New Bluekit Phishing Kit Emerges With AI-Powered Features
Security researchers have identified a new phishing-as-a-service (PhaaS) toolkit called Bluekit that is currently under active development and circulating on cybercrime forums. The kit distinguishes itself from existing phishing platforms by integrating an AI assistant to help operators craft convincing lures and automate key operational steps, including automated domain registration — removing significant friction from the phishing workflow.
What Is Bluekit?
Bluekit is a modular phishing toolkit being marketed to cybercriminals seeking to conduct credential harvesting campaigns at scale. Unlike older, static phishing kits that require manual setup for each campaign, Bluekit incorporates automation and artificial intelligence to streamline the attack lifecycle.
Key Features
AI-Powered Campaign Assistant
- Bluekit's integrated AI assistant helps operators generate convincing phishing email templates tailored to specific targets or industries.
- The assistant can suggest lure themes, customize messaging to match target organizations' branding, and adapt content based on operator-specified goals (credential theft, malware delivery, business email compromise).
- AI-generated content reduces typos, grammatical errors, and other indicators that trained users or spam filters might detect.
Automated Domain Registration
- One of Bluekit's most operationally significant features is its automated domain registration pipeline.
- Traditionally, phishing actors must manually register lookalike domains — a time-consuming step that also creates attribution risk.
- Bluekit automates this process, allowing operators to spin up convincing phishing domains rapidly and at scale, potentially cycling through domains faster than blocklist feeds can respond.
Modular Architecture
- The toolkit appears designed for extensibility, with modules for different phishing scenarios.
- Early analysis suggests support for credential capture pages targeting common enterprise platforms.
Development Status
Security researchers at SecurityWeek note that Bluekit is still under active development as of early May 2026. Underground forum posts advertising the kit describe it as an emerging platform rather than a fully mature product. This suggests:
- Additional features and attack modules are likely in development.

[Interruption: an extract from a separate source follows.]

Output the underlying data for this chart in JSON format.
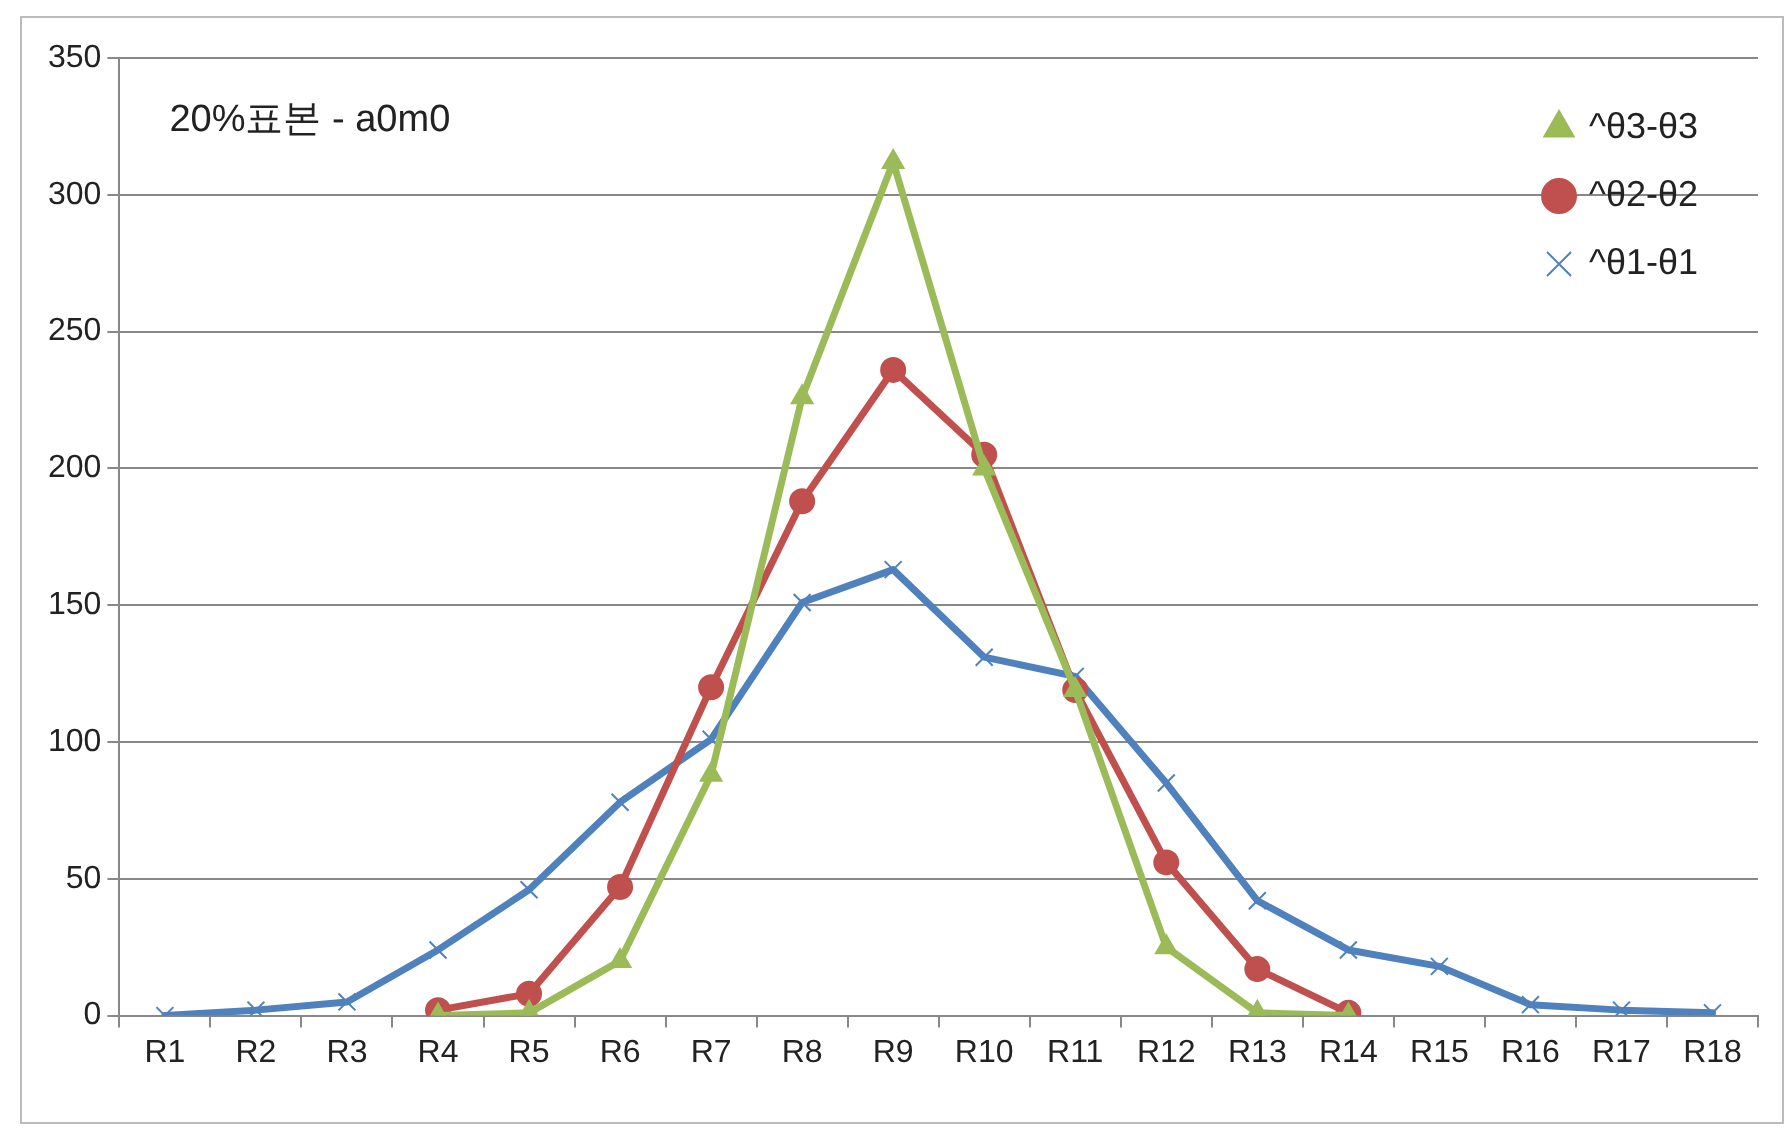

- Early adopters on criminal forums may be accessing beta or pre-release versions.
- The toolkit's capabilities — and threat potential — are expected to grow in coming months.
Why This Matters
The emergence of AI-enhanced phishing toolkits like Bluekit represents a meaningful evolution in the PhaaS threat landscape:
Lower Barrier to Entry
Automated domain registration and AI-generated lure content reduce the technical skill and time required to launch convincing phishing campaigns. This democratizes access to sophisticated phishing infrastructure for lower-tier threat actors.
Higher Campaign Quality
AI-assisted content generation can produce more grammatically correct, contextually appropriate phishing emails that bypass both human scrutiny and automated detection systems trained on lower-quality phishing samples.

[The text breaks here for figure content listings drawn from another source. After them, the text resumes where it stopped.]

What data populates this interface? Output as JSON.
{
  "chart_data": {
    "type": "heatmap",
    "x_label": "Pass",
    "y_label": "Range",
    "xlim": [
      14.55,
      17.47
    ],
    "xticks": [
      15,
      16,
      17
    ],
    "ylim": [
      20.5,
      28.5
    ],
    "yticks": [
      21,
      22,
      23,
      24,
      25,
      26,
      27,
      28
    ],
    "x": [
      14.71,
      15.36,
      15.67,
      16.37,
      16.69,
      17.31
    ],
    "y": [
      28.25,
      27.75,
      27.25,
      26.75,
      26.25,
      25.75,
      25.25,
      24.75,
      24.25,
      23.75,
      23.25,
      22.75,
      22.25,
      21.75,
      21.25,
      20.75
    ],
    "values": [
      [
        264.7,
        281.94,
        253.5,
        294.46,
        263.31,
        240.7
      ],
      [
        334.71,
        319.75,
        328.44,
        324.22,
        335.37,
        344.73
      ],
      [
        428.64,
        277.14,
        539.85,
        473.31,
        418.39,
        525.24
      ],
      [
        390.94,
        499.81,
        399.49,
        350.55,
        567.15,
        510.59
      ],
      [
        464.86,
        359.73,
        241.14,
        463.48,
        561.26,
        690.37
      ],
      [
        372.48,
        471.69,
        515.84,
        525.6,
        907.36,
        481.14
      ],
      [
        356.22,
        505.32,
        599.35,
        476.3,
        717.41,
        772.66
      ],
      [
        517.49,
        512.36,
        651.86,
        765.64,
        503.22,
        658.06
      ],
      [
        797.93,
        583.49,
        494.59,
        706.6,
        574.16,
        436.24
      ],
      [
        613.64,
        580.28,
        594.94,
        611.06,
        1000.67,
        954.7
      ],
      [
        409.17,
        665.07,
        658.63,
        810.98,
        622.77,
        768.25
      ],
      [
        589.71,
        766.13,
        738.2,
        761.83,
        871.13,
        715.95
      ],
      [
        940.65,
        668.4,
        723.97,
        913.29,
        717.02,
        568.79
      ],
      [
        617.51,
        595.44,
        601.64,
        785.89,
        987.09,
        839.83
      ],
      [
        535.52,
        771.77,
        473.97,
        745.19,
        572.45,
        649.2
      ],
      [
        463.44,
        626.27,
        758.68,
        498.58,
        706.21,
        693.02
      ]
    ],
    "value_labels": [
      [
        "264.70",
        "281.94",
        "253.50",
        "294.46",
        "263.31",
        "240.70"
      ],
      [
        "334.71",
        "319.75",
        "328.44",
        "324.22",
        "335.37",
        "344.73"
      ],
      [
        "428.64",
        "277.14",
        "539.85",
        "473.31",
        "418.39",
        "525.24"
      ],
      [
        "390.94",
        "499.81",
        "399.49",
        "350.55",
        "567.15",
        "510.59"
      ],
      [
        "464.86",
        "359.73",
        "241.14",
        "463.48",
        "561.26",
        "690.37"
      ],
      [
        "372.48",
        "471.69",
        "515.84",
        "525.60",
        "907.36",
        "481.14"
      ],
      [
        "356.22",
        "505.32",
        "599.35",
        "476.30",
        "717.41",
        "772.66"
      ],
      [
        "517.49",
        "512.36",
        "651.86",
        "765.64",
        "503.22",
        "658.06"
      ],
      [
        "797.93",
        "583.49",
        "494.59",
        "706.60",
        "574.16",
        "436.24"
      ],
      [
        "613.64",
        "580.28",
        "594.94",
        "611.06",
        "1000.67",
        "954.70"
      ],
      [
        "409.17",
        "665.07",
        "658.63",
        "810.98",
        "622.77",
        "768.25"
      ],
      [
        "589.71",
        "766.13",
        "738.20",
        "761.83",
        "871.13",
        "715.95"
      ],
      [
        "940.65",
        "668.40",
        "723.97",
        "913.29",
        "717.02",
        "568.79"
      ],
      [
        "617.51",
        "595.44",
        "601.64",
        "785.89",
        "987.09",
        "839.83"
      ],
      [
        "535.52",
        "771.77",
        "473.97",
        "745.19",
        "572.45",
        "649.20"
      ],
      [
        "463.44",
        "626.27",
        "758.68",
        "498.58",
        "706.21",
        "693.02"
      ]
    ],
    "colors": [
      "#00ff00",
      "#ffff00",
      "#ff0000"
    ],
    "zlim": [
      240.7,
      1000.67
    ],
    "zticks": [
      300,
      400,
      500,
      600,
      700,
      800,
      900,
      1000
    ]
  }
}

Accelerated Domain Cycling
Automated domain registration enables faster rotation of phishing infrastructure, making it harder for threat intelligence feeds and DNS blocklists to keep pace with new domains before victims are targeted.
Defensive Recommendations
Organizations can take the following steps to reduce exposure to Bluekit-style phishing attacks:
Email Security
- Deploy anti-phishing email security solutions with AI-based anomaly detection to catch novel lure content.
- Enable DMARC, DKIM, and SPF authentication on all organizational domains to make impersonation harder.
- Configure email gateways to flag or quarantine messages with recently registered sender domains (domains less than 30 days old).
User Awareness
- Train staff to verify sender domains carefully, especially for emails requesting credential entry or urgent action.
- Implement regular phishing simulation exercises to keep employees sharp against evolving lure techniques.
- Encourage reporting of suspicious emails to the security team.
Technical Controls
- Use DNS filtering solutions (e.g., Cisco Umbrella, Cloudflare Gateway) that block access to newly registered or categorized phishing domains.
- Enforce multi-factor authentication (MFA) on all accounts so that stolen credentials alone are insufficient for account takeover.
- Monitor for unusual authentication events such as logins from unexpected geolocations or devices.
Context: The Growing PhaaS Ecosystem
Bluekit enters a crowded and maturing PhaaS market that includes established platforms like Tycoon 2FA, EvilProxy, and others. The integration of AI features reflects a broader trend of threat actors adapting generative AI capabilities into their criminal tooling — a development that security researchers have been tracking since early 2025.
The automation of domain registration in particular echoes tactics seen in large-scale phishing infrastructure operations, where rapid domain cycling is used to stay ahead of blocklists.